Semantic Labeling of Large Geographic Areas Using Multi-Date and Multi-View Satellite Images and Noisy OpenStreetMap Labels

This dissertation addresses the problem of how to design a convolutional neural network (CNN) for giving semantic labels to the points on the ground given the satellite image coverage over the area and, for the ground truth, given the noisy labels in OpenStreetMap (OSM). This problem is made challenging by the fact that -- (1) Most of the images are likely to have been recorded from off-nadir viewpoints for the area of interest on the ground; (2) The user-supplied labels in OSM are frequently inaccurate and, not uncommonly, entirely missing; and (3) The size of the area covered on the ground must be large enough to possess any engineering utility.
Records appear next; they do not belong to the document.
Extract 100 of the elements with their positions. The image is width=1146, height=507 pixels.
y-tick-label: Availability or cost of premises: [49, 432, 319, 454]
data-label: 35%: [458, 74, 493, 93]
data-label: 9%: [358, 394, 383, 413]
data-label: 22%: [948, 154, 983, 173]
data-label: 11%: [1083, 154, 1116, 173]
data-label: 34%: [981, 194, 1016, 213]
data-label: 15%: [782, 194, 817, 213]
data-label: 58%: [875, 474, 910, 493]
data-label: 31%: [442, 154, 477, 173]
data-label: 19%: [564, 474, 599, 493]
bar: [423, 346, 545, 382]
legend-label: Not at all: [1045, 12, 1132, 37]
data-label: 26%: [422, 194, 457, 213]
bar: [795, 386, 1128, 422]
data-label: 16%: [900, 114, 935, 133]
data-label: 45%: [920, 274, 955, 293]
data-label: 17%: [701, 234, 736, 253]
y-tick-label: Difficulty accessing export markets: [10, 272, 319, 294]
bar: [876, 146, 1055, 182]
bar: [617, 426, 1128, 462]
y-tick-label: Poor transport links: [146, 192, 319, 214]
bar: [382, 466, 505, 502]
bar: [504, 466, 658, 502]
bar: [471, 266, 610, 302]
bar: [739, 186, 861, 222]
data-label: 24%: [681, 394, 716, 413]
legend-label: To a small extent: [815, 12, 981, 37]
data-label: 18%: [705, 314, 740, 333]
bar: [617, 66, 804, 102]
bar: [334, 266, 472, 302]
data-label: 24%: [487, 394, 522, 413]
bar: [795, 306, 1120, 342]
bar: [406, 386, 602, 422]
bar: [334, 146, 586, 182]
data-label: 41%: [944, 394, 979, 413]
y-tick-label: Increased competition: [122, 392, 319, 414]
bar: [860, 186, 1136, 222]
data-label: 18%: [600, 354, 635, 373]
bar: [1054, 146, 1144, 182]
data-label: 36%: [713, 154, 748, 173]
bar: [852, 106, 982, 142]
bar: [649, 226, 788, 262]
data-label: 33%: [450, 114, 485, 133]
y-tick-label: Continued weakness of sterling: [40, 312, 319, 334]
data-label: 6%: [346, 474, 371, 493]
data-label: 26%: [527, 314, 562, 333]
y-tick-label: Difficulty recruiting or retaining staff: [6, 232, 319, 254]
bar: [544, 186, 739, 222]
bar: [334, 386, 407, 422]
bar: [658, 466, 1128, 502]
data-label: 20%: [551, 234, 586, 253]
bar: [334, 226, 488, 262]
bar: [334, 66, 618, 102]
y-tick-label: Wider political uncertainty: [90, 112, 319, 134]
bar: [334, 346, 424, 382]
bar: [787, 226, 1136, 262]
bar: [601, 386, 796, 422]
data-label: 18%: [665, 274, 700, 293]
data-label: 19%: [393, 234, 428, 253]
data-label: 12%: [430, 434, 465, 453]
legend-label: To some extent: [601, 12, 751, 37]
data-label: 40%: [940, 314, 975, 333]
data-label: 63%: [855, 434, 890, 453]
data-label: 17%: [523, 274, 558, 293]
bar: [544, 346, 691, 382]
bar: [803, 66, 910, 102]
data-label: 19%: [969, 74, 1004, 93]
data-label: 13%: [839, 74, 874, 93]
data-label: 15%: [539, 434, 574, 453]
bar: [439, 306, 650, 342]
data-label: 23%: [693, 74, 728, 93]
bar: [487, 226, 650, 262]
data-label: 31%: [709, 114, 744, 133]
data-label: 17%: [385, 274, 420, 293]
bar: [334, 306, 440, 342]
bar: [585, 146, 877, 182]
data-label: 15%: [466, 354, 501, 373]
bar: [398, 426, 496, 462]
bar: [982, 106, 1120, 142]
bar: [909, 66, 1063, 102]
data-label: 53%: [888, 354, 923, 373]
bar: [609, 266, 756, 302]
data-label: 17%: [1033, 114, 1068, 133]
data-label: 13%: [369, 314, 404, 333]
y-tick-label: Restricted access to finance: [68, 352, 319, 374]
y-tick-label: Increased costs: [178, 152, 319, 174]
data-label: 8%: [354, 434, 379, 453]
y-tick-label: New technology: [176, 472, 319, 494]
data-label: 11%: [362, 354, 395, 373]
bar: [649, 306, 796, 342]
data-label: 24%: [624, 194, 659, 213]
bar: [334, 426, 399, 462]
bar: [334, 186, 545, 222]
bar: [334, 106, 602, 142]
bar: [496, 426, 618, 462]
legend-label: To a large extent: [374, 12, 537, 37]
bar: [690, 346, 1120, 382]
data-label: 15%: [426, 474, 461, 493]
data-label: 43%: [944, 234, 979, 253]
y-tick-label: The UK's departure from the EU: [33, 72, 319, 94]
As this dissertation demonstrates, solving this problem requires that we first construct a DSM (Digital Surface Model) from a stereo fusion of the available images, and subsequently use the DSM to map the individual pixels in the satellite images to points on the ground. That creates an association between the pixels in the images and the noisy labels in OSM. The CNN-based solution we present yields a 4-8% improvement in the per-class segmentation IoU (Intersection over Union) scores compared to the traditional approaches that use the views independently of one another. The system we present is end-to-end automated, which facilitates comparing the classifiers trained directly on true orthophotos vis-`a-vis first training them on the off-nadir images and subsequently translating the predicted labels to geographical coordinates. This work also presents, for arguably the first time, an in-depth discussion of large-area image alignment and DSM construction using tens of true multi-date and multi-view WorldView-3 satellite images on a distributed OpenStack cloud computing platform.